Et de toute façon, ce ne sont que certains singes qui rient, cousins reconnus de la branche humaine. Donc ce n´est pas une réfutation sérieuse à l´affirmation de Rabelais.
"on ne pense plus à nos angoisses, nos peurs, nos peines, le rire serait une sorte d´issue de secours, une échappatoire"
Bah sur ce plan là ca revient un peu sur ce que j´ai dis.
C´est pour oublier l´angoisse qui nous suprends, en voyant son imperfection.
Je ne dis pas du tout que c´est une mauvaise chose.
"En fait le rire c´est la capacité de l´être humain à décompresser face à des situations hors normes, ils peuvent donc porter un jugement."
Encore une fois, je suis d´accord, mais je dirais que les normes justement sont celles imposé soit par un conditionnement corporel, soit par les normes de l´esprit.
Je ne dis pas spécialement qu´il essaye d´échapper à un conditionnement, je dis qu´il se rends compte de ce conditionnement.
Et par la suite, je serais d´accord sur presque tout avec toi.
POur décompresser de cette peur qu´il a de son conditionnement.
La seule différrence entre nos deux pensées j´ai l´impressions, que je systématise plus le fait que le rire trouve son origine dans le fait d´avoir besoin de décompresser A CAUSE de sa lucidité sur son conditionnement ![]()
Bon Bon bon Bon, un evènement troublant ce matin m´a fait remettre en cause le systématique de la thèse que j´ai developpé plus haut, que j´ai repris à freud d´ailleurs, c´est d´ailleurs (bis) le reproche que font beaucoups à freud de trop systématiser.
Bon voilà, j´attendais le bus et une jolie blonde à coté de moi, donnait le biberons à son enfant de pres de deux ans, peut etre moins peut etre plus, je ne suis pas bon, pour juger des ages de chacun
, enfin bref le tres jeune enfant riait et riait encore, soit en faisant tomber son biberons, soit quand sa mere lui frottait le nez avec le biberon.
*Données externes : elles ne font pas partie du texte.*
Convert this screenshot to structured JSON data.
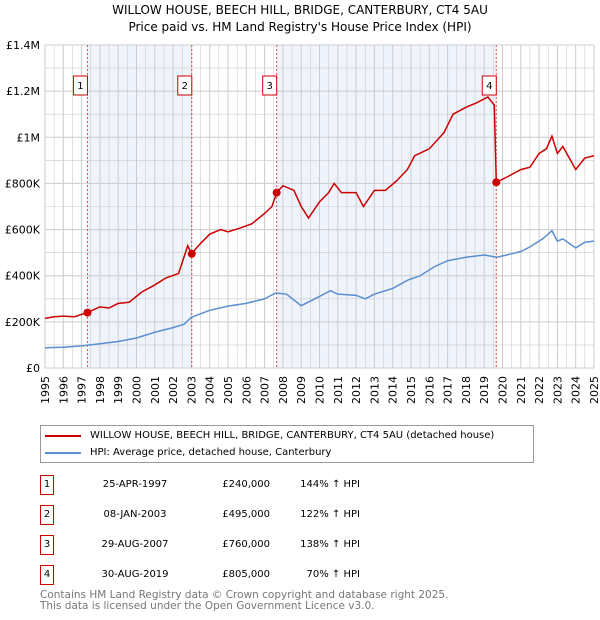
{
  "chart_data": {
    "type": "line",
    "title": "WILLOW HOUSE, BEECH HILL, BRIDGE, CANTERBURY, CT4 5AU",
    "subtitle": "Price paid vs. HM Land Registry's House Price Index (HPI)",
    "xlim": [
      1995,
      2025
    ],
    "ylim": [
      0,
      1400000
    ],
    "x_ticks": [
      "1995",
      "1996",
      "1997",
      "1998",
      "1999",
      "2000",
      "2001",
      "2002",
      "2003",
      "2004",
      "2005",
      "2006",
      "2007",
      "2008",
      "2009",
      "2010",
      "2011",
      "2012",
      "2013",
      "2014",
      "2015",
      "2016",
      "2017",
      "2018",
      "2019",
      "2020",
      "2021",
      "2022",
      "2023",
      "2024",
      "2025"
    ],
    "y_ticks": [
      {
        "v": 0,
        "label": "£0"
      },
      {
        "v": 200000,
        "label": "£200K"
      },
      {
        "v": 400000,
        "label": "£400K"
      },
      {
        "v": 600000,
        "label": "£600K"
      },
      {
        "v": 800000,
        "label": "£800K"
      },
      {
        "v": 1000000,
        "label": "£1M"
      },
      {
        "v": 1200000,
        "label": "£1.2M"
      },
      {
        "v": 1400000,
        "label": "£1.4M"
      }
    ],
    "grid": true,
    "series": [
      {
        "name": "WILLOW HOUSE, BEECH HILL, BRIDGE, CANTERBURY, CT4 5AU (detached house)",
        "color": "#cc0000",
        "points": [
          [
            1995,
            215000
          ],
          [
            1995.5,
            222000
          ],
          [
            1996,
            225000
          ],
          [
            1996.6,
            222000
          ],
          [
            1997.3,
            240000
          ],
          [
            1998,
            265000
          ],
          [
            1998.5,
            260000
          ],
          [
            1999,
            280000
          ],
          [
            1999.6,
            285000
          ],
          [
            2000.3,
            330000
          ],
          [
            2001,
            360000
          ],
          [
            2001.6,
            390000
          ],
          [
            2002.3,
            410000
          ],
          [
            2002.8,
            530000
          ],
          [
            2003.0,
            495000
          ],
          [
            2003.5,
            540000
          ],
          [
            2004,
            580000
          ],
          [
            2004.6,
            600000
          ],
          [
            2005,
            590000
          ],
          [
            2005.6,
            605000
          ],
          [
            2006.3,
            625000
          ],
          [
            2007,
            670000
          ],
          [
            2007.4,
            700000
          ],
          [
            2007.66,
            760000
          ],
          [
            2008,
            790000
          ],
          [
            2008.6,
            770000
          ],
          [
            2009,
            700000
          ],
          [
            2009.4,
            650000
          ],
          [
            2010,
            720000
          ],
          [
            2010.5,
            760000
          ],
          [
            2010.8,
            800000
          ],
          [
            2011.2,
            760000
          ],
          [
            2012,
            760000
          ],
          [
            2012.4,
            700000
          ],
          [
            2013,
            770000
          ],
          [
            2013.6,
            770000
          ],
          [
            2014.2,
            810000
          ],
          [
            2014.8,
            860000
          ],
          [
            2015.2,
            920000
          ],
          [
            2016,
            950000
          ],
          [
            2016.8,
            1020000
          ],
          [
            2017.3,
            1100000
          ],
          [
            2018,
            1130000
          ],
          [
            2018.6,
            1150000
          ],
          [
            2019.2,
            1175000
          ],
          [
            2019.55,
            1140000
          ],
          [
            2019.66,
            805000
          ],
          [
            2020.3,
            830000
          ],
          [
            2021,
            860000
          ],
          [
            2021.5,
            870000
          ],
          [
            2022,
            930000
          ],
          [
            2022.4,
            950000
          ],
          [
            2022.7,
            1005000
          ],
          [
            2023,
            930000
          ],
          [
            2023.3,
            960000
          ],
          [
            2024,
            860000
          ],
          [
            2024.5,
            910000
          ],
          [
            2025,
            920000
          ]
        ]
      },
      {
        "name": "HPI: Average price, detached house, Canterbury",
        "color": "#5b8fd0",
        "points": [
          [
            1995,
            88000
          ],
          [
            1996,
            90000
          ],
          [
            1997,
            96000
          ],
          [
            1998,
            105000
          ],
          [
            1999,
            115000
          ],
          [
            2000,
            130000
          ],
          [
            2001,
            155000
          ],
          [
            2002,
            175000
          ],
          [
            2002.6,
            190000
          ],
          [
            2003,
            220000
          ],
          [
            2004,
            250000
          ],
          [
            2005,
            268000
          ],
          [
            2006,
            280000
          ],
          [
            2007,
            300000
          ],
          [
            2007.6,
            325000
          ],
          [
            2008.2,
            320000
          ],
          [
            2009,
            270000
          ],
          [
            2009.5,
            290000
          ],
          [
            2010,
            310000
          ],
          [
            2010.6,
            335000
          ],
          [
            2011,
            320000
          ],
          [
            2012,
            315000
          ],
          [
            2012.5,
            300000
          ],
          [
            2013,
            320000
          ],
          [
            2014,
            345000
          ],
          [
            2014.8,
            380000
          ],
          [
            2015.5,
            400000
          ],
          [
            2016.3,
            440000
          ],
          [
            2017,
            465000
          ],
          [
            2018,
            480000
          ],
          [
            2019,
            490000
          ],
          [
            2019.7,
            480000
          ],
          [
            2020.5,
            495000
          ],
          [
            2021,
            505000
          ],
          [
            2021.5,
            525000
          ],
          [
            2022.2,
            560000
          ],
          [
            2022.7,
            595000
          ],
          [
            2023,
            550000
          ],
          [
            2023.3,
            560000
          ],
          [
            2024,
            520000
          ],
          [
            2024.5,
            545000
          ],
          [
            2025,
            550000
          ]
        ]
      }
    ],
    "sales": [
      {
        "id": "1",
        "x": 1997.32,
        "price": 240000,
        "date": "25-APR-1997",
        "price_label": "£240,000",
        "hpi": "144% ↑ HPI"
      },
      {
        "id": "2",
        "x": 2003.02,
        "price": 495000,
        "date": "08-JAN-2003",
        "price_label": "£495,000",
        "hpi": "122% ↑ HPI"
      },
      {
        "id": "3",
        "x": 2007.66,
        "price": 760000,
        "date": "29-AUG-2007",
        "price_label": "£760,000",
        "hpi": "138% ↑ HPI"
      },
      {
        "id": "4",
        "x": 2019.66,
        "price": 805000,
        "date": "30-AUG-2019",
        "price_label": "£805,000",
        "hpi": "70% ↑ HPI"
      }
    ],
    "legend_placement": "below"
  },
  "footer": {
    "line1": "Contains HM Land Registry data © Crown copyright and database right 2025.",
    "line2": "This data is licensed under the Open Government Licence v3.0."
  }
}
Et je vois mal c´est enfant se rendre compte d´une quelconque mécanique de l´esprit ou du corps
Donc voilà... je remets moi même un peu en cause, ce que j´ai dis plus haut, même si celà ne lui enlève pas toute sa valeur non plus ![]()
Pour moi le sujet est tres simple, inutile d´épiloguer 107 ans la dessus.
Si on est drole on peut rire de tout.
De quoi rie t´on ? De tout ce qui nous échappe ou qui nous fait peur, en somme de tout ce que nous ne controlons pas. Les rots, les gaz, la maladie, la mort, les handicaps, la betise, les accidents, les gaffes... etc. En fait le rire est un exorcsisme, une auto-défense. Peu de gens le savent mais on riait bcp dans les camps de concentrations, dans les dictatures etc... Plus il y a de malheurs potentiels plus on évacue par le rire... Le rire est vital en gros.